I had two aims. The first was to scrap the over-complicated home-brewed PHP framework and Smarty templating in favour of a more vanilla Movable Type (MT) site. The second aim was to belatedly get my head round MT v4’s tags and ways of doing things.
One of the dilemmas with making a website around any weblog-oriented CMS is how to incorporate all the bits of the site that aren’t a weblog. These days other standalone pages are no problem because MT, WordPress, etc, let you create hierarchies of pages that have little to do with all the webloggery organisation. But if you have some pages that are more complicated, integration can be tricky. This is probably why most Web 2.0 sites that have associated “site news”-type weblogs keep the weblog entirely separate from the rest of the site — integration is just too difficult to be worth it.
For me, the trickiest bit of integration is my database of what I’ve been reading.

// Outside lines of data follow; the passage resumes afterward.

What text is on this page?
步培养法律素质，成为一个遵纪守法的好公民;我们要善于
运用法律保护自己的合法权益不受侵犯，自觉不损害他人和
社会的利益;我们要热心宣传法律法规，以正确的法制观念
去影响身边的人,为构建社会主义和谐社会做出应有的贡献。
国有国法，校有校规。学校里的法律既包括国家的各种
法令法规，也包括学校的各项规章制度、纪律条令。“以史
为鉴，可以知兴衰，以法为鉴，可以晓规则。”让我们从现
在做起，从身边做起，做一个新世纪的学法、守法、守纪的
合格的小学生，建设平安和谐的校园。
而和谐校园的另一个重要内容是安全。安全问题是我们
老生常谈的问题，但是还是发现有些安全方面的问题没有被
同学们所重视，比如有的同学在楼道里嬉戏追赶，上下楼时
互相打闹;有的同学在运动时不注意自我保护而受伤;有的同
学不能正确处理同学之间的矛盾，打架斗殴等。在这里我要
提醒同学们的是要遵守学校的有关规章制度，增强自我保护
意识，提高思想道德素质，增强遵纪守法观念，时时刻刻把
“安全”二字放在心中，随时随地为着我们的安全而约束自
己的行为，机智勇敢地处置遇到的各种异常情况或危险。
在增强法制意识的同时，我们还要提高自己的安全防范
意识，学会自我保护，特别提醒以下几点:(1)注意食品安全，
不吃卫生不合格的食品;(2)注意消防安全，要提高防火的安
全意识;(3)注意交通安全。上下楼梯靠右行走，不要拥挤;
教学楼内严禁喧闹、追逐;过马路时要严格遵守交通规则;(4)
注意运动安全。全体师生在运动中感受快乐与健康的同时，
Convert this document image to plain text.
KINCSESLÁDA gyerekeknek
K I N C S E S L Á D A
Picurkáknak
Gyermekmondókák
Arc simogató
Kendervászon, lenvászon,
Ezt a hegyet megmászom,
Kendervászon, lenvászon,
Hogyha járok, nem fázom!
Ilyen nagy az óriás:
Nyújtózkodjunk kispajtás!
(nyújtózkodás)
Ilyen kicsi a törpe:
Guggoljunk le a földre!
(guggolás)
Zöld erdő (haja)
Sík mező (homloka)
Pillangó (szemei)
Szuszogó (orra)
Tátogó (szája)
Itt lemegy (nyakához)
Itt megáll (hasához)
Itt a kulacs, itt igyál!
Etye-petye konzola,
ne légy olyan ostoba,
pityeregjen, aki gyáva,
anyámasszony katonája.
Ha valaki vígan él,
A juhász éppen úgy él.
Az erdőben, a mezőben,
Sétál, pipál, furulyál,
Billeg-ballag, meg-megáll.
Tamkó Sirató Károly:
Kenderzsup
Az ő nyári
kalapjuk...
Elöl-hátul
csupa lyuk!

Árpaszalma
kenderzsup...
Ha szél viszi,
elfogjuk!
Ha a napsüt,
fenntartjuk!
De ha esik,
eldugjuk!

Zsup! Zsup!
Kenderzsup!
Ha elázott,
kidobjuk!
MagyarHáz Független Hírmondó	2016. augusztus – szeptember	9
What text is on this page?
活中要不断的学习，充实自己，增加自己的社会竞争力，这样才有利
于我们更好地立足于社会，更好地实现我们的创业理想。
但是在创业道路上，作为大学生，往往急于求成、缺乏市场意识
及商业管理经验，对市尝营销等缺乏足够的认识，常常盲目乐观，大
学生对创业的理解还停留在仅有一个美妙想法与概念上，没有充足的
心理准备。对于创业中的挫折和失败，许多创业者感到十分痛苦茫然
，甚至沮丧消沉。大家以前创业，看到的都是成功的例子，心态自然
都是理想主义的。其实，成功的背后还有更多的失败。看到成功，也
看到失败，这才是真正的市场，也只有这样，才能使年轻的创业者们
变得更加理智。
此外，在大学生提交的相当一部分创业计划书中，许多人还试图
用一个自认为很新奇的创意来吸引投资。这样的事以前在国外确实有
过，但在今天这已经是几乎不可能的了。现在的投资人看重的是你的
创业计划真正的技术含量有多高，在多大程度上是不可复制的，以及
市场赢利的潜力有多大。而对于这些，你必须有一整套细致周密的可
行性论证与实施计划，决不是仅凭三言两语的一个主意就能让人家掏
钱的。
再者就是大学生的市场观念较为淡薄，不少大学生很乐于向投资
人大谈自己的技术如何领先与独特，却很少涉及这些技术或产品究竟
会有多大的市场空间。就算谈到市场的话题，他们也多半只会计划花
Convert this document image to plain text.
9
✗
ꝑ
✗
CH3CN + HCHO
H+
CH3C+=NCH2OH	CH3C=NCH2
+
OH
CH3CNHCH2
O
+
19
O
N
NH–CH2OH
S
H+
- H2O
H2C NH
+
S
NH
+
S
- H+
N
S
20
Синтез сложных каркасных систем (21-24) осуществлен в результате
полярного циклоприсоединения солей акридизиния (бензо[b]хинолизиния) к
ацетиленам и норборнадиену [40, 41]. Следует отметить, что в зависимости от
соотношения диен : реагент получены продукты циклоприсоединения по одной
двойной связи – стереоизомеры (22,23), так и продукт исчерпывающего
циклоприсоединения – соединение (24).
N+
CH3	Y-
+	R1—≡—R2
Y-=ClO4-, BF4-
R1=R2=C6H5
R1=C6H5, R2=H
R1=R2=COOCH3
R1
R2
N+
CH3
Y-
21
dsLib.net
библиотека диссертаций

It’s dynamically generated from a MySQL database with PHP and none of its data comes from the MT CMS. So last time around I approached the site as being a PHP/MySQL site in which some of the PHP pages (all the webloggy ones) had data that happened to be generated by MT: the MT templates put all of the data about weblog entries and categories and monthly archives into PHP arrays which, when a page was viewed, were sent to the same kind of Smarty templates used by the rest of the site.
This slightly cumbersome arrangement had all the advantages and disadvantages of both static and dynamic sites:
- Much of the site required occasional rebuilds in MT. (Bad)
- Changes to Smarty templates appeared across the site instantly. (Good)
- There was a chance pages might be slow to display because so much was dynamic. (Bad)
- Because so much was prepared while rebuilding by MT there was less realtime database access than a completely dynamic site. (Good)
Which was all very well but for a personal site it seemed a bit over-engineered and so this time round I decided to approach things from a different angle: Instead of trying to fit the MT-generated content into my PHP framework I’d simply add the few necessary PHP-generated bits into a conventional MT site.
This was probably more feasible than when I last worked on the site because MT is so much more powerful. Now most of the site is purely static, generated entirely by MT, with just some of the sidebar widgets (Last.fm, Flickr, Reading, etc) pulling stuff live out of a database with PHP.
The most clunky part is how I’ve integrated all those Reading pages: these PHP-heavy pages are now Pages within Movable Type’s CMS. It feels nasty to have Pages in MT that are nothing but heavy PHP — it’s a bad interface to edit code in for a start — but it does mean that menus and sidebars and other common parts are easily integrated across every part of the site. If I started creating more sections of the site that needed to be dynamic this solution could get tiresome rather quickly.
As I say, hopefully you’ll notice no difference to how the site looks and works although I’d hope pages load slightly speedier.